Becoming an Expert: How muscles keep our blood pumping

Edd Humphries

Edd Humphries is a PhD student at the University’s Institute of Integrative Biology.

“My project is about understanding the delivery of blood to tissues. Blood vessels constantly change their diameter to match blood flow to tissue needs for oxygen and these adjustments are made by the contraction and relaxation of muscle cells within the blood vessel walls.

Understanding the mechanisms that trigger these muscle cells to contract and relax is important for understanding how the body works under normal circumstances and also in understanding the development of diseases like high blood pressure when blood vessels can be too contracted.

Our laboratory has recently shown that activation of a protein called Epac (Exchange Protein directly Activated by cAMP) within arterial muscle cells causes widening of arteries.  Part of my project has been mapping the chain of proteins within cells that links Epac activation to muscle relaxation.  One of the ‘links’ in this chain is an ion channel protein that controls the flow of electricity across the muscle cell membrane.  Epac is able to open these ion channels, allowing tiny electrical currents to flow out of the cell and ultimately inducing relaxation.
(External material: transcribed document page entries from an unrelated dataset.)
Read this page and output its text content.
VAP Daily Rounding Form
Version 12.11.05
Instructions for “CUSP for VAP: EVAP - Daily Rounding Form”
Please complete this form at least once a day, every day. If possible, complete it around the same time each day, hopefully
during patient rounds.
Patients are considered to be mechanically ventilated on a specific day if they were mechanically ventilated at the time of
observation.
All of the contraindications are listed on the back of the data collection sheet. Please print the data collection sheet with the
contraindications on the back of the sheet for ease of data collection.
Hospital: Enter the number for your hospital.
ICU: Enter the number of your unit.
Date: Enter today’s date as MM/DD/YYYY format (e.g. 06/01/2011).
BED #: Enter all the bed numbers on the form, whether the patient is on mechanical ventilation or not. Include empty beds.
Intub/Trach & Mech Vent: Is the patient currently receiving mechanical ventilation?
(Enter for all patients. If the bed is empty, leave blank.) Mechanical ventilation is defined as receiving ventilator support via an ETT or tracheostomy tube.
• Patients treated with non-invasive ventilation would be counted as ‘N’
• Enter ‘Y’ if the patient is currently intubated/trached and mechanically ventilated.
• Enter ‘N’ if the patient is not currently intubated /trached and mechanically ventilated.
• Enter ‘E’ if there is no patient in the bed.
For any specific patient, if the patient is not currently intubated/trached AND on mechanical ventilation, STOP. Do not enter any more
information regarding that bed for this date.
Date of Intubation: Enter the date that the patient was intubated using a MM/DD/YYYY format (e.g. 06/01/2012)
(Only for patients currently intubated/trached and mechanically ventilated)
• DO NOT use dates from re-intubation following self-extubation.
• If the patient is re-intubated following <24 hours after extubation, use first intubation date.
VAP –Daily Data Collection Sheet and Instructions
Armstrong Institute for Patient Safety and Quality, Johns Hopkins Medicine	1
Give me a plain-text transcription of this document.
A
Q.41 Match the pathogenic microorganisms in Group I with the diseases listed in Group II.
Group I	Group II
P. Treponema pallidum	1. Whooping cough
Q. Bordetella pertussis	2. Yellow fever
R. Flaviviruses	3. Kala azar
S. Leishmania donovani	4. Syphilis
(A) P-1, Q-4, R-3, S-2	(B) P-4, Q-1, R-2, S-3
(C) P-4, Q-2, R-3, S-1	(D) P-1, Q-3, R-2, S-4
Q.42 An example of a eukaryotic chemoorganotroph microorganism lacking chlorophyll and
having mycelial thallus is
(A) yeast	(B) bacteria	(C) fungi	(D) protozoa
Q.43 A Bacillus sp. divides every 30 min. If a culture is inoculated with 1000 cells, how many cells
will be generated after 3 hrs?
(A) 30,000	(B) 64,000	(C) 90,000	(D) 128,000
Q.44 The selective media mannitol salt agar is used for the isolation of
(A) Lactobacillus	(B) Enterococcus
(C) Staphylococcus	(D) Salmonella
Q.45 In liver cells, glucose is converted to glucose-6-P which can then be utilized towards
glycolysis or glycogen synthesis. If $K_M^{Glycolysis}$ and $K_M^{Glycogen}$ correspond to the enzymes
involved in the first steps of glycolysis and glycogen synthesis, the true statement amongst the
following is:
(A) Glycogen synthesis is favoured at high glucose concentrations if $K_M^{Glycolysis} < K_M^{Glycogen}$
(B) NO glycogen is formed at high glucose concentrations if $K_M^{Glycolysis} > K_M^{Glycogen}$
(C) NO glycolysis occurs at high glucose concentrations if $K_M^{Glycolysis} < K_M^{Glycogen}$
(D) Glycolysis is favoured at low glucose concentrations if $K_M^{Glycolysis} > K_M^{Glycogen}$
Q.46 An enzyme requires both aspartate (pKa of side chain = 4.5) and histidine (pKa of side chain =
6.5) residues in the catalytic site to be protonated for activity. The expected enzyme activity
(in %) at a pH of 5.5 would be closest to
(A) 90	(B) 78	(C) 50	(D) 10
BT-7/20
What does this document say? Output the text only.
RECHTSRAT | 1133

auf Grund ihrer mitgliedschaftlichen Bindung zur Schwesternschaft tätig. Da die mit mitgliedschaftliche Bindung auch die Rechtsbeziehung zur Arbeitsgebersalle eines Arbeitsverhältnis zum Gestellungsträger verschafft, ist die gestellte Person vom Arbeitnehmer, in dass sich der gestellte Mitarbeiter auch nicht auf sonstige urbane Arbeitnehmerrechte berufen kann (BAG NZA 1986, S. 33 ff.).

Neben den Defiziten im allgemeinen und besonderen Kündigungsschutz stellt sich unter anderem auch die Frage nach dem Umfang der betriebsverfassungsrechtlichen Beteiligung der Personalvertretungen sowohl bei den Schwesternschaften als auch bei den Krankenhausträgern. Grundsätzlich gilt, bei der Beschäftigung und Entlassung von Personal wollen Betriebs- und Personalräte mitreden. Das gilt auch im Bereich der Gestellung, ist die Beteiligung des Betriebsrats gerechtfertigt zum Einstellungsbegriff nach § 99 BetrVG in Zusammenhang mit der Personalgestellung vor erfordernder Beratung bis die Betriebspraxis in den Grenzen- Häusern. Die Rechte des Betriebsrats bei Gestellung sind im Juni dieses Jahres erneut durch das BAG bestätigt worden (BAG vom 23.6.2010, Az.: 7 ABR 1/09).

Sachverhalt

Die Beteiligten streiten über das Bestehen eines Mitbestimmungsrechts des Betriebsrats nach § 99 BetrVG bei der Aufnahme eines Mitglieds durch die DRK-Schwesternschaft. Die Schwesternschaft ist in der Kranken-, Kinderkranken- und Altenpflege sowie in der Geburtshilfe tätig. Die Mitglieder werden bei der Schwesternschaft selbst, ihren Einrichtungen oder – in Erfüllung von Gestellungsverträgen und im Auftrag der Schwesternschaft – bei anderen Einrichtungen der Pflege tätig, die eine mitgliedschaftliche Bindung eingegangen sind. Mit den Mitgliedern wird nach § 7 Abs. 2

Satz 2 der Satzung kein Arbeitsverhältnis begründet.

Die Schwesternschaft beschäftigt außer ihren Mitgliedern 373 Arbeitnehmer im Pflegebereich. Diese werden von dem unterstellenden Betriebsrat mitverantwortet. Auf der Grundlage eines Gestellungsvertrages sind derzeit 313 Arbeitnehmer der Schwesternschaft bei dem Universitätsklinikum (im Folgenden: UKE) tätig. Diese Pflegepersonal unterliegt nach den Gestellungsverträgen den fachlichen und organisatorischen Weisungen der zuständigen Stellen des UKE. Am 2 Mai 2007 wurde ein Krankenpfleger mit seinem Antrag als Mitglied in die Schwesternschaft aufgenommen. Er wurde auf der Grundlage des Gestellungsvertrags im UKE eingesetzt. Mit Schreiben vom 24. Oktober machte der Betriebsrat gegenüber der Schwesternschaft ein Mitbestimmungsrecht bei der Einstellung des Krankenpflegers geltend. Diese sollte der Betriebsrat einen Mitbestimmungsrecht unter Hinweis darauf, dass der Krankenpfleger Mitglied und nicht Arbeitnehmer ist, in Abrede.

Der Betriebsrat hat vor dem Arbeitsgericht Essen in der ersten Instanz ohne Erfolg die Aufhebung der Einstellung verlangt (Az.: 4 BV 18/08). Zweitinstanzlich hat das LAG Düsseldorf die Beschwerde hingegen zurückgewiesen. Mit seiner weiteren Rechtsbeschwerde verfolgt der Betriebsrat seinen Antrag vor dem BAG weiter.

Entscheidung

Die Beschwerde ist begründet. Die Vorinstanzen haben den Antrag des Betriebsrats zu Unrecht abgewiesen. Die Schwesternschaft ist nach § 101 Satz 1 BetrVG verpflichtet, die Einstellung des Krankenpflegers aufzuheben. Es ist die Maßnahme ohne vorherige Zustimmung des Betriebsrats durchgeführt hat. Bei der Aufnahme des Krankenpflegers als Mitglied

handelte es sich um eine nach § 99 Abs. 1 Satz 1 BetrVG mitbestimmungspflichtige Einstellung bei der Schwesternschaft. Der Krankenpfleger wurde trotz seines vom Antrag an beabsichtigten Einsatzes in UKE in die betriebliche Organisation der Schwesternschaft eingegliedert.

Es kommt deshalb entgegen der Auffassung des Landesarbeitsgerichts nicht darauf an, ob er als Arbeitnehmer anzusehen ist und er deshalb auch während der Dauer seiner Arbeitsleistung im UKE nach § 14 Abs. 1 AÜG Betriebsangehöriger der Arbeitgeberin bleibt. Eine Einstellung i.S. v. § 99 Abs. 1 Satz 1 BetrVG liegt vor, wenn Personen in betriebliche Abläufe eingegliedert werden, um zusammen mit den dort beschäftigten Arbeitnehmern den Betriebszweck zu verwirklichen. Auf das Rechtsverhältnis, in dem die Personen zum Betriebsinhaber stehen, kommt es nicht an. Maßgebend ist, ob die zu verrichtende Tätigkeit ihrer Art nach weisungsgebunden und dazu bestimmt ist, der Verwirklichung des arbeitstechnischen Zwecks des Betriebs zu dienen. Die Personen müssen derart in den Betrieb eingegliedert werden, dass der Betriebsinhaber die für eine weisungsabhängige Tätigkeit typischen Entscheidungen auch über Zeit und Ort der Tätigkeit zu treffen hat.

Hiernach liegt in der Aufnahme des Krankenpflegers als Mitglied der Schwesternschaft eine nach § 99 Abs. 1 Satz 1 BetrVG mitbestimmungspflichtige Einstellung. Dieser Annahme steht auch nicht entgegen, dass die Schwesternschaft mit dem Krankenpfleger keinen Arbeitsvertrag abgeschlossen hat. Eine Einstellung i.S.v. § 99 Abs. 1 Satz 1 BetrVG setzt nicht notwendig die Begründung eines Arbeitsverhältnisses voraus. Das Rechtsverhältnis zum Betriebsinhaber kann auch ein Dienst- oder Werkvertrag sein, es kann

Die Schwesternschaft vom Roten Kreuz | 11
Exploring this mechanism means I spend most of my time in the lab (which is why I signed up) undertaking standard biochemistry techniques such as western blotting alongside more specialist and demanding technologies such as patch clamp electrophysiology. ‘Patch clamping’ involves putting a small glass electrode against the cell surface and measuring the tiny electrical currents (about a million millionth of an Amp!) that flow in and out of the cell through ion channel proteins. This is really time-consuming and difficult but is probably the only time that you get to watch a protein working in real-time in its normal environment.

As reported regularly in the news, high blood pressure (hypertension) is becoming more common, and with it so are more cardiovascular diseases. I hope that by unravelling the mechanisms that control the way arterial muscle cells behave my PhD research will prove helpful towards the treatment or even cure of cardiovascular diseases.

My PhD is funded through a BBSRC Doctoral Training Programme (DTP) studentship. The DTP is a new initiative between the Universities of Liverpool, Newcastle and Durham which aims to produce well-rounded scientists.

The great thing for me about this program is that it includes a Professional Internship for PhDs (PIPS). For my placement, I arranged to go to Copenhagen in Denmark to work with a company called Acesion Pharma – a small biotech company that is working towards a drug treatment for atrial fibrillation (irregular electrical activity in part of the heart). The placement gave me so many opportunities such as industrial networking, gaining an insight into the industrial science work life and also forming international collaborations.”